Although numerous studies related to cancer survival have been published, increasing the prediction accuracy of survival classes still remains a challenge. Integration of different data sets, such as microRNA (miRNA) and mRNA, might increase the accuracy of survival class prediction. Therefore, we suggested a machine learning (ML) approach to integrate different data sets, and developed a novel method based on feature selection with Cox proportional hazard regression model (FSCOX) to improve the prediction of cancer survival time.
FSCOX provides us with intermediate survival information, which is usually discarded when separating survival into 2 groups (short- and long-term), and allows us to perform survival analysis. We used an ML-based protocol for feature selection, integrating information from miRNA and mRNA expression profiles at the feature level. To predict survival phenotypes, we used the following classifiers, first, existing ML methods, support vector machine (SVM) and random forest (RF), second, a new median-based classifier using FSCOX (FSCOX_median), and third, an SVM classifier using FSCOX (FSCOX_SVM). We compared these methods using 3 types of cancer tissue data sets: (i) miRNA expression, (ii) mRNA expression, and (iii) combined miRNA and mRNA expression. The latter data set included features selected either from the combined miRNA/mRNA profile or independently from miRNAs and mRNAs profiles (IFS).

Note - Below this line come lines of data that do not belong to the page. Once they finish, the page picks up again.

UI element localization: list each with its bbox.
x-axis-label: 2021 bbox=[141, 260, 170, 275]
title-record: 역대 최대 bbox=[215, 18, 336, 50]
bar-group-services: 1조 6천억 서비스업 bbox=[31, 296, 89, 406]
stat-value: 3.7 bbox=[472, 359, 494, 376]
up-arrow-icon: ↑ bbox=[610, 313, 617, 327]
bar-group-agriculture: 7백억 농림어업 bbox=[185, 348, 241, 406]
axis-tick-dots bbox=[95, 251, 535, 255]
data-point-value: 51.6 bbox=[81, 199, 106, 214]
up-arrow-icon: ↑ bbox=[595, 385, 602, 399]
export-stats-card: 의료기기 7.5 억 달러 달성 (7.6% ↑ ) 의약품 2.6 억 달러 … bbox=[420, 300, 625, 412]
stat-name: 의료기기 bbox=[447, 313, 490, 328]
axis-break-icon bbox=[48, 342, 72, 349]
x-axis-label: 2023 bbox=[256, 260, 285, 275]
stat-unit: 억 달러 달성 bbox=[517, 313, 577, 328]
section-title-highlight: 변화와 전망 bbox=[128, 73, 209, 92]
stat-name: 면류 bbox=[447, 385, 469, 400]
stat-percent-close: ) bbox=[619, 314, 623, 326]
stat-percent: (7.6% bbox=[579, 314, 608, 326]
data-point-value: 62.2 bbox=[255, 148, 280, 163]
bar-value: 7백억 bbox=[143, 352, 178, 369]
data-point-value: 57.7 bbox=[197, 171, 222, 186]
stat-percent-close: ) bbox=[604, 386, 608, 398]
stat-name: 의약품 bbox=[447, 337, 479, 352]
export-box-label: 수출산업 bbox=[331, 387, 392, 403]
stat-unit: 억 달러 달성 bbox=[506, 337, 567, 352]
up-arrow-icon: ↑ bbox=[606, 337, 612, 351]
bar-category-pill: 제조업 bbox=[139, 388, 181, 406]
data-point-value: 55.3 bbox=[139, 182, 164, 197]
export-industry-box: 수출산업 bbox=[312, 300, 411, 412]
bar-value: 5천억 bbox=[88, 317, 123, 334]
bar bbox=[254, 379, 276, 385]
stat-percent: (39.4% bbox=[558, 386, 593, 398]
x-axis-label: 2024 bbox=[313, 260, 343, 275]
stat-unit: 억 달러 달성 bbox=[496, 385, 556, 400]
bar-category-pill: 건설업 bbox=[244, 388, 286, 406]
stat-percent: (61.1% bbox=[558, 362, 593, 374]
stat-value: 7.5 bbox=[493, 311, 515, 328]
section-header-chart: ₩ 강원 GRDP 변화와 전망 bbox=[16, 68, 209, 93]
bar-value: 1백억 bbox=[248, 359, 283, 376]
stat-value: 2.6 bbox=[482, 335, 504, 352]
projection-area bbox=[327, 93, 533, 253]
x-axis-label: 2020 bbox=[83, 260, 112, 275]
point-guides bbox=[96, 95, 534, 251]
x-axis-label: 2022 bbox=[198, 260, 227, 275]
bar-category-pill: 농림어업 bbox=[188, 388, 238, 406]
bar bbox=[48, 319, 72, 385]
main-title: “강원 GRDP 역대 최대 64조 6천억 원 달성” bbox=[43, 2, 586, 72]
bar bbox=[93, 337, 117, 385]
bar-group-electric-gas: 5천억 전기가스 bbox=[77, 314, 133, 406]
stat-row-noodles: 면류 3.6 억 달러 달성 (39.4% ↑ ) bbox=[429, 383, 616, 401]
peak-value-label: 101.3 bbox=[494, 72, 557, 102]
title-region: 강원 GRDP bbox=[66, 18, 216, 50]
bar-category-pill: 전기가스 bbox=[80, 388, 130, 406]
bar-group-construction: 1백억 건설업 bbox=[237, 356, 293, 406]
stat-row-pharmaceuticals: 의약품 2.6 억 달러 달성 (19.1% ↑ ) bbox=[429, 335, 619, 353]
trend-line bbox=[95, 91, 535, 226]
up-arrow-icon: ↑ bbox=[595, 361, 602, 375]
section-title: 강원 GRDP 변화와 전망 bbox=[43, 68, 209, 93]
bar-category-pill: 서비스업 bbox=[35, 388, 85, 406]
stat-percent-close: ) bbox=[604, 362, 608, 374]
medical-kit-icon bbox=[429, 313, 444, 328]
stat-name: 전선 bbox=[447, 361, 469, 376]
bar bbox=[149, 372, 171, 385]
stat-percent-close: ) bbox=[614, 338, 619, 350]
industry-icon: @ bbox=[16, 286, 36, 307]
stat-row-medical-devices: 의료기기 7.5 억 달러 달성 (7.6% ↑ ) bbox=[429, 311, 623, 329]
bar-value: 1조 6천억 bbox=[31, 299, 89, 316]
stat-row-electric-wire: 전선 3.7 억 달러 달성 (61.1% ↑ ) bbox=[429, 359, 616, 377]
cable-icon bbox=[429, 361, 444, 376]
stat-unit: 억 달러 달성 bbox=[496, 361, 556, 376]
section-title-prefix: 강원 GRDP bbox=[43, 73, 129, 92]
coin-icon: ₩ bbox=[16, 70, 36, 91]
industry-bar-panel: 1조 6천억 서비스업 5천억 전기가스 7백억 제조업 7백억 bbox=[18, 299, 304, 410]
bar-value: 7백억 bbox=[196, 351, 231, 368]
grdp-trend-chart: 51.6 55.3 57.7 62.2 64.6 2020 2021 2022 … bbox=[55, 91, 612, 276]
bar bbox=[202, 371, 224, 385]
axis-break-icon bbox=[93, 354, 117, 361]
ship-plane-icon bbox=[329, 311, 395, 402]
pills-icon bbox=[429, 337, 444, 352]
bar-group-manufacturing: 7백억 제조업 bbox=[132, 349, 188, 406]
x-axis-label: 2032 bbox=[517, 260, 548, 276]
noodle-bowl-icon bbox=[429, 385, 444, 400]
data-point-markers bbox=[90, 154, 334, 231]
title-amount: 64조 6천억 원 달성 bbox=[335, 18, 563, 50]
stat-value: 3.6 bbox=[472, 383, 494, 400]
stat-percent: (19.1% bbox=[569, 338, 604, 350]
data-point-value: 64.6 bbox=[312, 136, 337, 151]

In the ovarian data set, the accuracy of survival classification using the combined miRNA/mRNA profiles with IFS was 75% using RF, 86.36% using SVM, 84.09% using FSCOX_median, and 88.64% using FSCOX_SVM with a balanced 22 short-term and 22 long-term survivor data set. These accuracies are higher than those using miRNA alone (70.45%, RF; 75%, SVM; 75%, FSCOX_median; and 75%, FSCOX_SVM) or mRNA alone (65.91%, RF; 63.64%, SVM; 72.73%, FSCOX_median; and 70.45%, FSCOX_SVM). Similarly in the glioblastoma multiforme data, the accuracy of miRNA/mRNA using IFS was 75.51% (RF), 87.76% (SVM) 85.71% (FSCOX_median), 85.71% (FSCOX_SVM). These results are higher than the results of using miRNA expression and mRNA expression alone. In addition we predict 16 hsa-miR-23b and hsa-miR-27b target genes in ovarian cancer data sets, obtained by SVM-based feature selection through integration of sequence information and gene expression profiles.
Among the approaches used, the integrated miRNA and mRNA data set yielded better results than the individual data sets. The best performance was achieved using the FSCOX_SVM method with independent feature selection, which uses intermediate survival information between short-term and long-term survival time and the combination of the 2 different data sets. The results obtained using the combined data set suggest that there are some strong interactions between miRNA and mRNA features that are not detectable in the individual analyses.
尽管已经发表了许多与癌症生存相关的研究,但提高生存类别的预测准确性仍然是一个挑战。整合不同的数据组,如 microRNA(miRNA)和 mRNA,可能会提高生存类预测的准确性。因此,我们提出了一种机器学习(ML)方法来整合不同的数据组,并开发了一种基于特征选择与 Cox 比例风险回归模型(FSCOX)的新方法,以提高癌症生存时间的预测。
FSCOX 为我们提供了中间生存信息,当将生存分为 2 组(短期和长期)时,通常会丢弃这些信息,并且允许我们进行生存分析。我们使用基于 ML 的协议进行特征选择,在特征级别整合 miRNA 和 mRNA 表达谱的信息。为了预测生存表型,我们使用了以下分类器:首先,现有的 ML 方法,支持向量机(SVM)和随机森林(RF);其次,使用 FSCOX 的新中位数分类器(FSCOX_median);第三,使用 FSCOX 的 SVM 分类器(FSCOX_SVM)。我们使用三种类型的癌症组织数据进行了比较:(i)miRNA 表达;(ii)mRNA 表达;(iii)miRNA 和 mRNA 联合表达。后一组数据是从 miRNA/mRNA 联合谱或独立于 miRNA 和 mRNAs 谱(IFS)中选择的特征。
在卵巢数据集中,使用 IFS 联合 miRNA/mRNA 谱的 RF 的生存分类准确性为 75%,SVM 为 86.36%,FSCOX_median 为 84.09%,FSCOX_SVM 为 88.64%,平衡了 22 个短期和 22 个长期幸存者数据。这些准确性高于单独使用 miRNA(70.45%,RF;75%,SVM;75%,FSCOX_median;75%,FSCOX_SVM)或 mRNA(65.91%,RF;63.64%,SVM;72.73%,FSCOX_median;70.45%,FSCOX_SVM)的准确性。同样在胶质母细胞瘤多形性数据中,miRNA/mRNA 使用 IFS 的准确性为 75.51%(RF)、87.76%(SVM)、85.71%(FSCOX_median)、85.71%(FSCOX_SVM)。这些结果高于单独使用 miRNA 表达和 mRNA 表达的结果。此外,我们通过整合序列信息和基因表达谱,使用基于 SVM 的特征选择在卵巢癌数据集中预测了 16 个 hsa-miR-23b 和 hsa-miR-27b 靶基因。
在所使用的方法中,整合的 miRNA 和 mRNA 数据集比单个数据集产生了更好的结果。使用独立特征选择的 FSCOX_SVM 方法的性能最佳,该方法使用了短期和长期生存时间之间的中间生存信息以及两个不同数据集的组合。使用联合数据集获得的结果表明,miRNA 和 mRNA 特征之间存在一些无法在单个分析中检测到的强相互作用。